I hesitate too.  But he goes on at once: “We have to talk about it.  The Labour Party’s association with anti-Semitism goes back decades.  Zionism has always been a dirty word.  They turned it into a colonial movement, which it was not.”

Zionism was supposed to free the Jewish people from persecution in their native lands, and free them too from the tyranny of bad language and bad words.  But it hasn’t quite worked out that way: no other word provokes as much contempt and hatred as ‘Zionism’, even in modern Britain – hitherto almost immune from the hatred directed at Jews in other parts of the world.

For Jacobson, the anti-Semitism of some in the Labour Party rests on the corruption of language itself: “They have these two gross syllogisms: ‘Anti-Zionism is not anti-Semitism’ and ‘I am anti-Zionist: therefore I am not anti-Semitic’.  There were even people saying that the Grenfell Tower fire was Zionist-inspired: the Jews fund the Tory Party; the Tory Party was responsible for the shortcomings at the Council; the Council was responsible for the fire; so Jews killed those people.”

Shami Chakrabarti’s inquiry into anti-Semitism comes in for bitter criticism: “Some of the things that she said were so gross you cannot believe it.  I submitted a long essay.  There was no sense that it was ever read.  I was never talked to.  She didn’t talk to many Jewish thinkers or Jewish writers.  It is deeply insulting to Jews to be told, as they are, as I am endlessly told: ‘All you are doing is trying to silence criticism of Israel’.”

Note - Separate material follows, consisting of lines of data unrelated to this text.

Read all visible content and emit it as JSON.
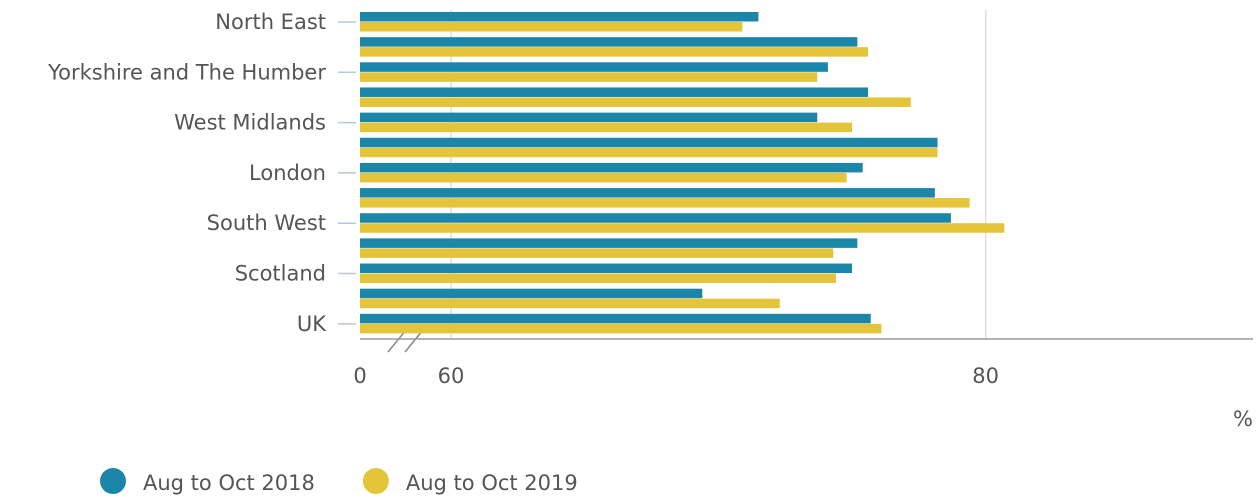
{
  "chart_data": {
    "type": "barh",
    "categories": [
      "North East",
      null,
      "Yorkshire and The Humber",
      null,
      "West Midlands",
      null,
      "London",
      null,
      "South West",
      null,
      "Scotland",
      null,
      "UK"
    ],
    "series": [
      {
        "name": "Aug to Oct 2018",
        "color": "#1c86a8",
        "values": [
          71.5,
          75.2,
          74.1,
          75.6,
          73.7,
          78.2,
          75.4,
          78.1,
          78.7,
          75.2,
          75.0,
          69.4,
          75.7
        ]
      },
      {
        "name": "Aug to Oct 2019",
        "color": "#e4c43a",
        "values": [
          70.9,
          75.6,
          73.7,
          77.2,
          75.0,
          78.2,
          74.8,
          79.4,
          80.7,
          74.3,
          74.4,
          72.3,
          76.1
        ]
      }
    ],
    "xlabel": "%",
    "xlim": [
      0,
      90
    ],
    "xbreak": [
      0,
      60
    ],
    "xticks": [
      0,
      60,
      80
    ],
    "grid": true
  }
}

Jacobson’s art is to mix the sacred and the profane so subtly (or not so subtly) that even the modern, secular mind can find something to believe somewhere in his rattle bag:  “I am an Old Testament Prophet.  But I am also a novelist, and I don’t believe anything I say about anything.  Don’t listen to a word I say.  But you’re welcome to read my novel.”

Not everyone writes novels, but everyone has opinions, and everyone – even Trump and Corbyn – must try to move beyond their invariably banal first thoughts (so readily captured by social media) to something approaching mature reflection: “If art is beyond us, then at least we owe it to ourselves to shape our opinion into a judgement, to know that what we are saying has been subjected to self-criticism, to time, to the wisdom of the ages, and to the wisdom of other people.  And that is all I have to say on the subject.”

And with that, Jacobson sweeps off into the Soho sunlight.  And I am left with a small opinion of my own.  Lots of countries have novelists who aren’t ashamed to be novelists of ideas: the Czechs have Milan Kundera; Turkey has Orhan Pamuk; France has Michel Houellebecq; America (still) has Roth.

Britain struggles to produce the same, and when we do manage it, we don’t value them highly enough.

We don’t ‘do’ philosophy – or prophets – very well: but Jacobson could at least be our best alchemist. After an election campaign in which the Prime Minister could only parrot slogans (or remain silent), and Corbyn just seemed to crow, public life could do with a little more eloquence, because the rest is either noise – or silence.